Es una técnica muy poco utilizada por los avances en los nuevos dispositivos para el manejo de la vía aérea, pero es importante estar familiarizado con ella por ser un recurso fiable en situaciones de compromiso vital.

Las indicaciones para la realización de una cricotirotomía son:

  • Dificultad en la intubación por anormalidades anatómicas de la vía aérea, hemorragia masiva en la cavidad oral, hiperplasia obstructiva de la amígdala lingual o hematoma masivo de lengua.
  • Traumatismo maxilofacial grave
  • Obstrucción de la vía aérea superior (cuerpo extraño, edema, ingestión de cáusticos, etc.).

Está contraindicada en pacientes de peso inferior a 40 kg debido a que la membrana es muy pequeña o en situaciones en que la zona se encuentra comprometida (estenosis subglótica, sección de la tráquea, hematoma del cuello posquirúrgico…)

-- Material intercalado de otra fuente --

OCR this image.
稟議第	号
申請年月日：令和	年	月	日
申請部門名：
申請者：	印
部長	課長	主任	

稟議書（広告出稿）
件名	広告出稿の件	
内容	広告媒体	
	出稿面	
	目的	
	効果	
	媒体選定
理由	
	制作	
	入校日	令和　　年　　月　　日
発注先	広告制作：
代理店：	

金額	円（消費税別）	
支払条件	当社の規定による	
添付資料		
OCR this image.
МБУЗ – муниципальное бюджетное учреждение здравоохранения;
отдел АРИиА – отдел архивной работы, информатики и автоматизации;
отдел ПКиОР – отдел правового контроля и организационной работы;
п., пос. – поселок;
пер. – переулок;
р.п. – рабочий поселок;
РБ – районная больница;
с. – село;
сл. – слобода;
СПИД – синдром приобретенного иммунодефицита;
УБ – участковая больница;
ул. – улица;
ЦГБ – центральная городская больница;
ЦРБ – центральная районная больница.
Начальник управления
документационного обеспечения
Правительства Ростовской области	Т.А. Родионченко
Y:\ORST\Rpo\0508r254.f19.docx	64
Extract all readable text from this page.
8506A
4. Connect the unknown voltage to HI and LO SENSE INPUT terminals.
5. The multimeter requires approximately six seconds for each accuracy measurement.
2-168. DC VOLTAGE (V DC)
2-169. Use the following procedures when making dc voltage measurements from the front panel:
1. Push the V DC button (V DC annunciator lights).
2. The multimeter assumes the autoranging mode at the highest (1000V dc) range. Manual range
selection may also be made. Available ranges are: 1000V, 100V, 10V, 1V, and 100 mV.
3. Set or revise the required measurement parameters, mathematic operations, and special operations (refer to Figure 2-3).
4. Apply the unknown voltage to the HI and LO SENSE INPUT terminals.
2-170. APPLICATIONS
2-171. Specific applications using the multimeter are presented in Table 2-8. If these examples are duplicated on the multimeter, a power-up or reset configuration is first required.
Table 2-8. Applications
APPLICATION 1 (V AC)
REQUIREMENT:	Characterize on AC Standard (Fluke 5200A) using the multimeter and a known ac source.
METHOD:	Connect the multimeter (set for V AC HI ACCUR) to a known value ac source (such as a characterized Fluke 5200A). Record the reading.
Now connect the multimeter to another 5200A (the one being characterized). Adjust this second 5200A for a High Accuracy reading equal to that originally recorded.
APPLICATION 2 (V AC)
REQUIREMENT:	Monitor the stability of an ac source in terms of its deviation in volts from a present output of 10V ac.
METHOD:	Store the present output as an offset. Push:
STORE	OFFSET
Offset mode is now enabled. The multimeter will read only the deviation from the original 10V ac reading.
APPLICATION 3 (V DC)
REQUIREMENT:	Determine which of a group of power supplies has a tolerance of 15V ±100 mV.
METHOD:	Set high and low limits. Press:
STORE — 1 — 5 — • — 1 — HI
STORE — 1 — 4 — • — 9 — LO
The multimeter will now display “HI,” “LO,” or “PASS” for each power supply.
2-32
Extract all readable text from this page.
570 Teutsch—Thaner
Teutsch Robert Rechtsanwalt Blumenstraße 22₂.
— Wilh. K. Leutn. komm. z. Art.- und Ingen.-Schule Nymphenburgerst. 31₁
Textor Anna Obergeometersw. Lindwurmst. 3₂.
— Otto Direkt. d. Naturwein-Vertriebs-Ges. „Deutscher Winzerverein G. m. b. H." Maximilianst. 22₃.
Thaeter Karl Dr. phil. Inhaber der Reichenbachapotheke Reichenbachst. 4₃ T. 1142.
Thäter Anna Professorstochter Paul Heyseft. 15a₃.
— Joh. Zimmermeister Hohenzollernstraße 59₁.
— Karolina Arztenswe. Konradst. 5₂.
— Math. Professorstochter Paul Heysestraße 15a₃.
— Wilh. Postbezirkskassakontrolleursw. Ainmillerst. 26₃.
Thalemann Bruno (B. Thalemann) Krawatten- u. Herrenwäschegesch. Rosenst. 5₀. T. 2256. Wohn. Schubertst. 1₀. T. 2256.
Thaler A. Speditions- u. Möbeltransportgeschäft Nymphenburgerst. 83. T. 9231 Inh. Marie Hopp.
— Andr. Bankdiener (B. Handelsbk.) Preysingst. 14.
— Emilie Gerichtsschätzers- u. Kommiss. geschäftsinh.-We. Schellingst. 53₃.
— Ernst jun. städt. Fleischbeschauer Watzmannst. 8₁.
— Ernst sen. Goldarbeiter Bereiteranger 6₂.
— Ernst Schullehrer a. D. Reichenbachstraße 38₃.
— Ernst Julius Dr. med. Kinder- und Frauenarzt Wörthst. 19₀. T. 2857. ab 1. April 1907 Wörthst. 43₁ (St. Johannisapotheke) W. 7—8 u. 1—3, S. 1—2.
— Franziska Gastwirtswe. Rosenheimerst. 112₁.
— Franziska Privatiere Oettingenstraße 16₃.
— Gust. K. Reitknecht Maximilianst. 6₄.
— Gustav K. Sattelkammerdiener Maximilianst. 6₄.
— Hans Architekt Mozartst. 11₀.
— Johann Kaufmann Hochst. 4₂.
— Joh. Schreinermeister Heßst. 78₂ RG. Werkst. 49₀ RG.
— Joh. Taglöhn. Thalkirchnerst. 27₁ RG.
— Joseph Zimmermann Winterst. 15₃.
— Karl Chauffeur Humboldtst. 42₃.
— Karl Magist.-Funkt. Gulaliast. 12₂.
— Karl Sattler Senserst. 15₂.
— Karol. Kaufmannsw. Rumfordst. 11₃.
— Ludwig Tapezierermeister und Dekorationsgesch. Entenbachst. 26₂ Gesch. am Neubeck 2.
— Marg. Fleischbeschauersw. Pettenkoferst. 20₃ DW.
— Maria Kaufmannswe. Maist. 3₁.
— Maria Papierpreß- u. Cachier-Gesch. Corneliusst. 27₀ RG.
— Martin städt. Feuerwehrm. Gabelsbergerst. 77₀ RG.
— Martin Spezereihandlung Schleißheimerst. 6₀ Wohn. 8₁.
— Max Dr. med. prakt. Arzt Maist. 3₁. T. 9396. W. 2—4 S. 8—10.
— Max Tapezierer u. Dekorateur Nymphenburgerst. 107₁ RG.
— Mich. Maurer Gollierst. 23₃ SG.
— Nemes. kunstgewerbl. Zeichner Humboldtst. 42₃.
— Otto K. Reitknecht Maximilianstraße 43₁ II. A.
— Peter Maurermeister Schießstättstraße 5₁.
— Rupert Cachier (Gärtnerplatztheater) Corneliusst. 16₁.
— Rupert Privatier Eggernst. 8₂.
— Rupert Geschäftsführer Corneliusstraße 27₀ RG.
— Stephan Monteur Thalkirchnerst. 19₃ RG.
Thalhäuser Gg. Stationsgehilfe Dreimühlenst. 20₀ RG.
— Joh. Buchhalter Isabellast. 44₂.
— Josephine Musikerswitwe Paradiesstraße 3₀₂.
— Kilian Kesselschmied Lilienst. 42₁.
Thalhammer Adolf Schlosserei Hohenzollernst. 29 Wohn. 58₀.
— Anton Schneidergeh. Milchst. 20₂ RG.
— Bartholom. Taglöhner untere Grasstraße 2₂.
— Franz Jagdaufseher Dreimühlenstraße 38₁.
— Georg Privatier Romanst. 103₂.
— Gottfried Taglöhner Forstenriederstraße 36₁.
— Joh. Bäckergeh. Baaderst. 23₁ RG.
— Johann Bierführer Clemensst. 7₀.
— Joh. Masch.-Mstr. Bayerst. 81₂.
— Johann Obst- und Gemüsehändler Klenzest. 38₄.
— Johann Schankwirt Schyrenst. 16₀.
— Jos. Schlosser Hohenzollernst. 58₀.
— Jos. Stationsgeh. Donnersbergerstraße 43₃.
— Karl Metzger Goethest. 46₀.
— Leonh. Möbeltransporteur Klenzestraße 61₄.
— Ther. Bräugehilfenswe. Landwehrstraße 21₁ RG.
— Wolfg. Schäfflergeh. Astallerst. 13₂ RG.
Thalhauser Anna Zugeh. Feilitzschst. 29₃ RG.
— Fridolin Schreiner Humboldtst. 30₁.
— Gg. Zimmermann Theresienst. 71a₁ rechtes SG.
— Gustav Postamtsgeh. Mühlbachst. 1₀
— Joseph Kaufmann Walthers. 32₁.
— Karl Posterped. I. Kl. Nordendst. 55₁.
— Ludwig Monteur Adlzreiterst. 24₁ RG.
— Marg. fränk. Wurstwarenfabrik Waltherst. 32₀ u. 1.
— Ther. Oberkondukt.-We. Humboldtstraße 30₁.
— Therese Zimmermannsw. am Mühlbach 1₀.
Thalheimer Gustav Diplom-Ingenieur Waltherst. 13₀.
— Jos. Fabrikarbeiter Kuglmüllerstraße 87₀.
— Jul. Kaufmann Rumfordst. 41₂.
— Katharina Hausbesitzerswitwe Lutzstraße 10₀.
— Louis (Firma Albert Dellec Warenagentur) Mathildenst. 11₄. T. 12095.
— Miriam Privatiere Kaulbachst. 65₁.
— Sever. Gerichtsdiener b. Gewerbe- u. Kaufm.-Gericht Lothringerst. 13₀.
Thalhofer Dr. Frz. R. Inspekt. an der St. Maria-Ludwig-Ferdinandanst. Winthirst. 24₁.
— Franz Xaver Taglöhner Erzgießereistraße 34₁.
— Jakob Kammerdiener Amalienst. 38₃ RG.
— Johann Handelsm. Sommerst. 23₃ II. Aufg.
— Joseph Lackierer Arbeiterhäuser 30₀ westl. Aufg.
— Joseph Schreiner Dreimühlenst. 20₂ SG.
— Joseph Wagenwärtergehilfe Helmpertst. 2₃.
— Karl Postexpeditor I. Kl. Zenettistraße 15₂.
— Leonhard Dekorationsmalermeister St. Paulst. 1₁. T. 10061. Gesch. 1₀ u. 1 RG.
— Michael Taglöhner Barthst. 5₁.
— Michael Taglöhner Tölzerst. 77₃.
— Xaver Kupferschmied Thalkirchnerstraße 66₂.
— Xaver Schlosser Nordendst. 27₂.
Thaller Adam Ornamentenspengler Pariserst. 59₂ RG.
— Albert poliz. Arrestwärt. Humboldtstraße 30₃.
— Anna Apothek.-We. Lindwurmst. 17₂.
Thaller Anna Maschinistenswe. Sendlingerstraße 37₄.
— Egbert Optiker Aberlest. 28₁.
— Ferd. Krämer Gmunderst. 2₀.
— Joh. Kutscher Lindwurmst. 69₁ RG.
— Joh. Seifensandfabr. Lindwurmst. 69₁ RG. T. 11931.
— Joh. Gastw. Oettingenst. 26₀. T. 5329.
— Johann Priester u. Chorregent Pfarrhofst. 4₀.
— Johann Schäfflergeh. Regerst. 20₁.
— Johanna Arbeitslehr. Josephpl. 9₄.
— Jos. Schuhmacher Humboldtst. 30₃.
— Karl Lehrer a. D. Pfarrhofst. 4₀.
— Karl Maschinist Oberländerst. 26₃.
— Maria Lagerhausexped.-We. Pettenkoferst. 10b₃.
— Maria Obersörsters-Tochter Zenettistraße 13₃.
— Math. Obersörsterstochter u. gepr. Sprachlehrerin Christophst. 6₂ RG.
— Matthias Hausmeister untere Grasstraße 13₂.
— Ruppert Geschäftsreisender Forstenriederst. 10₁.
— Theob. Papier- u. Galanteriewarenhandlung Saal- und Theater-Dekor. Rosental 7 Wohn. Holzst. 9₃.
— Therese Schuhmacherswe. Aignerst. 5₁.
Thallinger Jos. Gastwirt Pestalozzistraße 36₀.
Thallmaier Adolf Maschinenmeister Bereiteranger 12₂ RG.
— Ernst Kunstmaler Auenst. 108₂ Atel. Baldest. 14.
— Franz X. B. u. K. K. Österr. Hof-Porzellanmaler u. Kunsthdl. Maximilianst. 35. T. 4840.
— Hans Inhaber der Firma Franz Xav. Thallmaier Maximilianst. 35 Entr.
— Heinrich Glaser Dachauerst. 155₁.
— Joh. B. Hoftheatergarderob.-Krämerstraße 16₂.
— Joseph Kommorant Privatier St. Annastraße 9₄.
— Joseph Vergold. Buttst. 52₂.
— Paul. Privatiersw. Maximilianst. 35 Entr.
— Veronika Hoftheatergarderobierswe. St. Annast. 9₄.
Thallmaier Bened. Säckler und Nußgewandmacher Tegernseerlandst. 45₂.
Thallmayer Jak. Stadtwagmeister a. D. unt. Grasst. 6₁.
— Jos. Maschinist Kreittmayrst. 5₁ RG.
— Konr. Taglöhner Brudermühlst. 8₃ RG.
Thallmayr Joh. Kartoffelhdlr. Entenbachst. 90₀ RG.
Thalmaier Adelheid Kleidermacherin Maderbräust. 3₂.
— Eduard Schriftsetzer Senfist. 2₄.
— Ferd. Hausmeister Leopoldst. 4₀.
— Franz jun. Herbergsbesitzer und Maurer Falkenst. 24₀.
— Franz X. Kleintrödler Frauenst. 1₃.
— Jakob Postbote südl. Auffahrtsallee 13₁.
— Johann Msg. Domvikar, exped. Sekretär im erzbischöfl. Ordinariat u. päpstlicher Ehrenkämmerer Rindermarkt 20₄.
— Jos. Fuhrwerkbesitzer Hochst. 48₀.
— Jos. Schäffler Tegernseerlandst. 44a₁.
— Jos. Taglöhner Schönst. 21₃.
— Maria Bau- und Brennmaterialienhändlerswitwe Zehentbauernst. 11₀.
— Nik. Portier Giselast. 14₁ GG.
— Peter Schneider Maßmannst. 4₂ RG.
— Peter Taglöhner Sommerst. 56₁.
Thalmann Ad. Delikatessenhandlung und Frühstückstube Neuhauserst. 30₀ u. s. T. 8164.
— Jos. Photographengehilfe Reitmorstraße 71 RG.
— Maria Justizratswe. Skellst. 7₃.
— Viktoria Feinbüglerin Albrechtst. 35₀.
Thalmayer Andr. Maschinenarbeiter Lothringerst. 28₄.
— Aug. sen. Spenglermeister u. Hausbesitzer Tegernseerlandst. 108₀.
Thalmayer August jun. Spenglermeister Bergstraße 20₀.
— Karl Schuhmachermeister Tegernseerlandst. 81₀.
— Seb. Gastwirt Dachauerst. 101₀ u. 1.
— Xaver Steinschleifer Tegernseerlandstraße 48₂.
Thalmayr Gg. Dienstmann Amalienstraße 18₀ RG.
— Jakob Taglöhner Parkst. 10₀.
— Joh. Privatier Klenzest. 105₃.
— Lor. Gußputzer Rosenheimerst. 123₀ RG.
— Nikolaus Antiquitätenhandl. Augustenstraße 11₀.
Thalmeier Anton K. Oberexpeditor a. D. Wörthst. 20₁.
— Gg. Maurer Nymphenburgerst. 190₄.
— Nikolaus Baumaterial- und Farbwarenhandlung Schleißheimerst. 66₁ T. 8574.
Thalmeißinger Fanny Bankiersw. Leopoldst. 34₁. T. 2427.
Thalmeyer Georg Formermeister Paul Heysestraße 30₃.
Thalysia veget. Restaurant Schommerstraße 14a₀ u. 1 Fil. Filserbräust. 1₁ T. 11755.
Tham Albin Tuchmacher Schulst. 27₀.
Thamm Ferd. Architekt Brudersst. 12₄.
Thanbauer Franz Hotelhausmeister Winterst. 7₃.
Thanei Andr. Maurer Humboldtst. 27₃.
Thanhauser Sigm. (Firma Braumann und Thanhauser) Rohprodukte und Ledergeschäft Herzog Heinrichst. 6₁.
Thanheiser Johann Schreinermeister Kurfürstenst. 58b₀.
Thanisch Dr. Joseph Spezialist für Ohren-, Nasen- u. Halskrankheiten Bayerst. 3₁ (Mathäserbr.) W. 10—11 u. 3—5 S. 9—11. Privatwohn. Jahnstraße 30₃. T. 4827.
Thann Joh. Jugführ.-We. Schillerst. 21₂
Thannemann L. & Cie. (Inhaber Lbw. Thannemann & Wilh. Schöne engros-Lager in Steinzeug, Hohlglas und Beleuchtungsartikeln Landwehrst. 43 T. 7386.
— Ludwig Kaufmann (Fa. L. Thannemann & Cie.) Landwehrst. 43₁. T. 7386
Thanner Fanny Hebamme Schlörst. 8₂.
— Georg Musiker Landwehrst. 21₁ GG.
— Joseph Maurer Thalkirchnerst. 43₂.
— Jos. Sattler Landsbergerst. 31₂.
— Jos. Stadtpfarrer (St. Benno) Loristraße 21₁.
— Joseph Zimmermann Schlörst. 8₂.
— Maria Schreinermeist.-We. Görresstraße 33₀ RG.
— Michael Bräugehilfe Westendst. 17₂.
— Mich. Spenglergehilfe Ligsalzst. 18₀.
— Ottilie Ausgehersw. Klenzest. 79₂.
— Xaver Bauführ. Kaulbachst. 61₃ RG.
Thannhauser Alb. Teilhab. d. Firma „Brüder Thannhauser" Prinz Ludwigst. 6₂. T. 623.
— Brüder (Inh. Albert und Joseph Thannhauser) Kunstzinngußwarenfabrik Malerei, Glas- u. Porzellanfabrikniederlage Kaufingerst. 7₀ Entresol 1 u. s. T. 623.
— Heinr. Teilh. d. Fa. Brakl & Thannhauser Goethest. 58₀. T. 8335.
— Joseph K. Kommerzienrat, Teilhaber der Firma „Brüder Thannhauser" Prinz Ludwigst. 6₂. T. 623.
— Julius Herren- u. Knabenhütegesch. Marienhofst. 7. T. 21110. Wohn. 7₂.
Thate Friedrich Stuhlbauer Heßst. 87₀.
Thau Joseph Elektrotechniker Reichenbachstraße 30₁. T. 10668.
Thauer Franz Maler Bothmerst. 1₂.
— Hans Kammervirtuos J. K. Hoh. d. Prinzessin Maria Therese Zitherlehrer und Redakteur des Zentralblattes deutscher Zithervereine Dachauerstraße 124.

La tasa de complicaciones de la cricotirotomía es elevada alcanzando el 40%, sobre todo en los casos de emergencias, normalmente debido al trauma (hemorragias, hematomas…) o a inadecuada colocación de la cánula (enfisema subcutáneo, neumomediastino, falsa vía…)

El procedimiento hospitalario para la cricotirotomía puede ser quirúrgica o percutánea, siendo en UCI la percutánea la de elección.

Consisten en un procedimiento con técnica Seldinger: se realiza una punción en la membrana cricotiroidea, a través de la aguja se introduce la guía metálica en dirección caudal y se retira el trocar de punción. Se realiza una pequeña incisión vertical con bisturí por debajo de la guía para agrandar el orificio. A continuación, se pasa el dilatador y, sobre éste, la cánula. Se retira guía y dilatador. Se acomoda la cánula y se fija con una cinta alrededor del cuello.